Cheaper Solar Power Costs
Posted in Energy Inventions | Photovoltaic Cells | Solar Power
When a manufacturer offers a product in the market its main aim is to penetrate in the market as deeply and as widely as possible. In short he wants to make it available to the common man. Till now solar panels are quite expensive and have a long payback period. That fact contributes to its limited popularity. Solar panel manufacturers can reduce the costs of solar panels in many ways. They can use cheaper materials, they can reduce some ingredients used in solar panels, they can reduce the wear and tear during manufacturing or they can use lesser amount of ingredients without compromising on quality.
University of Utah engineers think on the same lines too. Expensive solar cells with a chemical element, germanium are mostly used for spacecraft, military and commercial satellites. Germanium based solar cells are most efficient solar power cells. What prevents this solar panel to be a common man’s commodity is price. But now University of Utah engineers are using a new method to put germanium in the solar cells that will effectively trim down the costs of solar cells. They are using the time tested manufacturing method of lowering the waste and breakage of brittle semi conductor.
With the improved wafer-slicing method, the engineers are trying to make germanium-based, high-efficiency solar cells for uses where cost now is a factor. Dinesh Rakwal, a doctoral student in mechanical engineering, adds: “We’re coming up with a more efficient way of making germanium wafers for solar cells – to reduce the cost and weight of these solar cells and make them defect-free.”
Silicon is cut into thin wafers by sawing method. And same brass-coated, steel-wire saws are used to slice round wafers of germanium from cylindrical single-crystal slabs. This increases the wear and tear of germanium element. The brittle element cracks easily, and the girth of the saws means a major amount of germanium is lost during the cutting process. Wire electrical discharge machining (WEDM) is the new method for slicing solar cell wafers. This is an improved version and it wastes less germanium and produces more wafers by cutting even thinner wafers. The wear and tear is less. Extremely thin molybdenum wire is used for this cutting process.
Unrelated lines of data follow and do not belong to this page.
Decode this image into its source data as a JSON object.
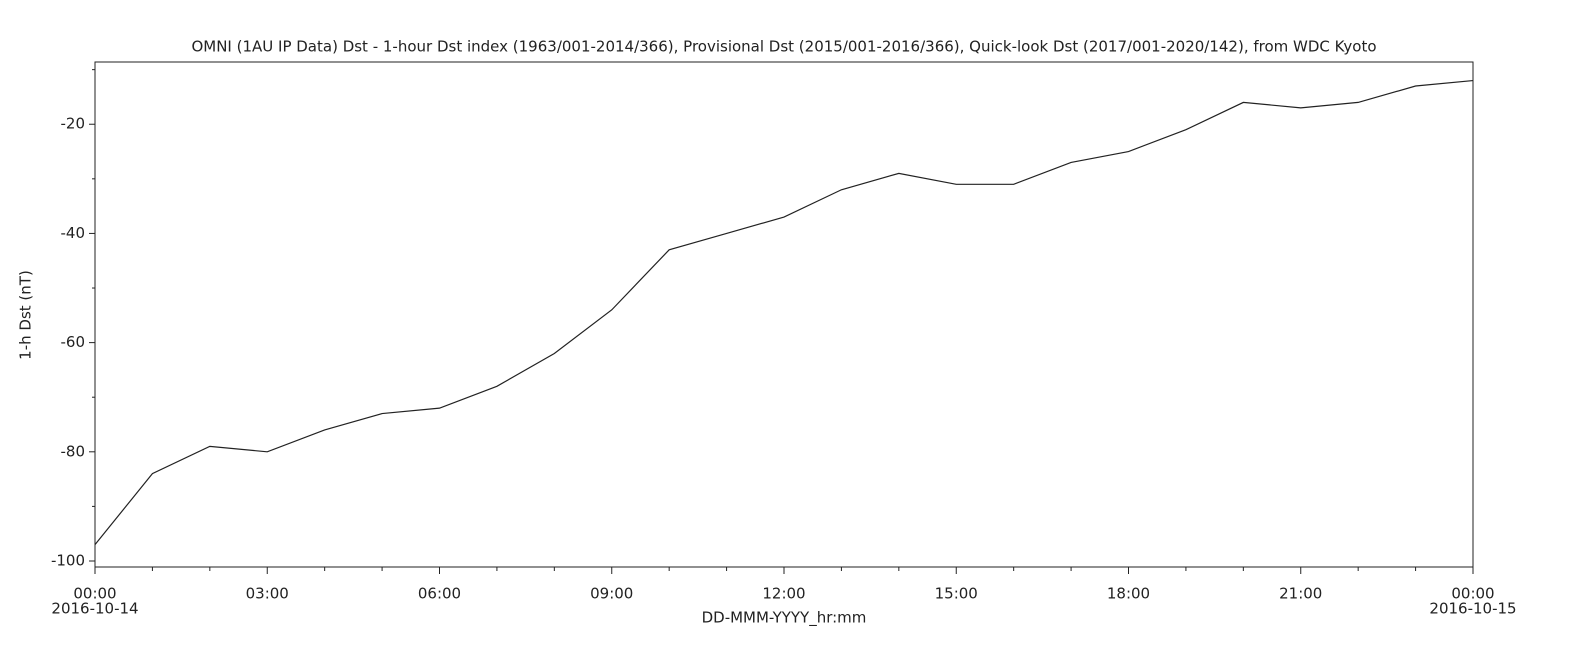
{
  "chart_data": {
    "type": "line",
    "title": "OMNI (1AU IP Data)  Dst - 1-hour Dst index (1963/001-2014/366), Provisional Dst (2015/001-2016/366), Quick-look Dst (2017/001-2020/142), from WDC Kyoto",
    "x_label": "DD-MMM-YYYY_hr:mm",
    "y_label": "1-h Dst (nT)",
    "x": [
      0,
      1,
      2,
      3,
      4,
      5,
      6,
      7,
      8,
      9,
      10,
      11,
      12,
      13,
      14,
      15,
      16,
      17,
      18,
      19,
      20,
      21,
      22,
      23,
      24
    ],
    "series": [
      {
        "name": "Dst",
        "color": "#222222",
        "values": [
          -97,
          -84,
          -79,
          -80,
          -76,
          -73,
          -72,
          -68,
          -62,
          -54,
          -43,
          -40,
          -37,
          -32,
          -29,
          -31,
          -31,
          -27,
          -25,
          -21,
          -16,
          -17,
          -16,
          -13,
          -12
        ]
      }
    ],
    "xlim": [
      0,
      24
    ],
    "xticks": [
      {
        "value": 0,
        "label": "00:00"
      },
      {
        "value": 3,
        "label": "03:00"
      },
      {
        "value": 6,
        "label": "06:00"
      },
      {
        "value": 9,
        "label": "09:00"
      },
      {
        "value": 12,
        "label": "12:00"
      },
      {
        "value": 15,
        "label": "15:00"
      },
      {
        "value": 18,
        "label": "18:00"
      },
      {
        "value": 21,
        "label": "21:00"
      },
      {
        "value": 24,
        "label": "00:00"
      }
    ],
    "x_dates": [
      {
        "value": 0,
        "label": "2016-10-14"
      },
      {
        "value": 24,
        "label": "2016-10-15"
      }
    ],
    "xminor_ticks": [
      1,
      2,
      4,
      5,
      7,
      8,
      10,
      11,
      13,
      14,
      16,
      17,
      19,
      20,
      22,
      23
    ],
    "ylim": [
      -101.1,
      -8.6
    ],
    "yticks": [
      -100,
      -80,
      -60,
      -40,
      -20
    ],
    "yminor_ticks": [
      -90,
      -70,
      -50,
      -30,
      -10
    ]
  }
}
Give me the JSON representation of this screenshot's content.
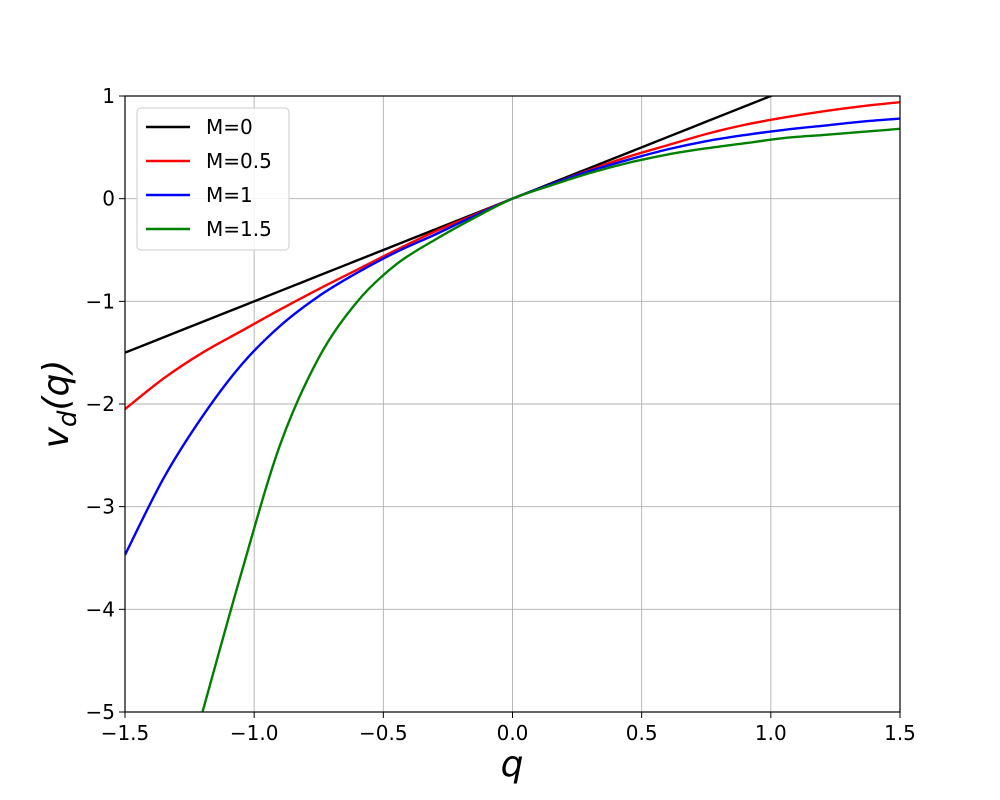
{
  "chart_data": {
    "type": "line",
    "xlabel": "q",
    "ylabel": "v_d(q)",
    "ylabel_main": "v",
    "ylabel_sub": "d",
    "ylabel_arg": "(q)",
    "xlim": [
      -1.5,
      1.5
    ],
    "ylim": [
      -5,
      1
    ],
    "xticks": [
      -1.5,
      -1.0,
      -0.5,
      0.0,
      0.5,
      1.0,
      1.5
    ],
    "xtick_labels": [
      "−1.5",
      "−1.0",
      "−0.5",
      "0.0",
      "0.5",
      "1.0",
      "1.5"
    ],
    "yticks": [
      1,
      0,
      -1,
      -2,
      -3,
      -4,
      -5
    ],
    "ytick_labels": [
      "1",
      "0",
      "−1",
      "−2",
      "−3",
      "−4",
      "−5"
    ],
    "grid": true,
    "legend_position": "top-left",
    "x": [
      -1.5,
      -1.35,
      -1.2,
      -1.05,
      -0.9,
      -0.75,
      -0.6,
      -0.45,
      -0.3,
      -0.15,
      0.0,
      0.15,
      0.3,
      0.45,
      0.6,
      0.75,
      0.9,
      1.05,
      1.2,
      1.35,
      1.5
    ],
    "series": [
      {
        "name": "M=0",
        "color": "#000000",
        "values": [
          -1.5,
          -1.35,
          -1.2,
          -1.05,
          -0.9,
          -0.75,
          -0.6,
          -0.45,
          -0.3,
          -0.15,
          0.0,
          0.15,
          0.3,
          0.45,
          0.6,
          0.75,
          0.9,
          1.05,
          1.2,
          1.35,
          1.5
        ]
      },
      {
        "name": "M=0.5",
        "color": "#ff0000",
        "values": [
          -2.05,
          -1.75,
          -1.5,
          -1.29,
          -1.08,
          -0.88,
          -0.69,
          -0.5,
          -0.32,
          -0.16,
          0.0,
          0.14,
          0.28,
          0.41,
          0.52,
          0.63,
          0.72,
          0.79,
          0.85,
          0.9,
          0.94
        ]
      },
      {
        "name": "M=1",
        "color": "#0000ff",
        "values": [
          -3.47,
          -2.72,
          -2.12,
          -1.62,
          -1.24,
          -0.95,
          -0.72,
          -0.52,
          -0.35,
          -0.17,
          0.0,
          0.14,
          0.27,
          0.38,
          0.48,
          0.56,
          0.62,
          0.67,
          0.71,
          0.75,
          0.78
        ]
      },
      {
        "name": "M=1.5",
        "color": "#008000",
        "values": [
          null,
          null,
          -5.0,
          -3.65,
          -2.4,
          -1.55,
          -1.0,
          -0.64,
          -0.4,
          -0.19,
          0.0,
          0.13,
          0.25,
          0.35,
          0.43,
          0.49,
          0.54,
          0.59,
          0.62,
          0.65,
          0.68
        ]
      }
    ]
  }
}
Whatever lowers the cost of solar panels will finally lower the cost of solar power per kilowatt-hour, a factor desirable to consumers and manufacturers. To make this project commercially viable they are trying to recycle the germanium and increase the yield which will result in good savings.
A patent is pending on a way of using the new method so that multiple, parallel electrically charged wires are used to cut germanium wafers – a mass-production method which can be compared with an egg slicer.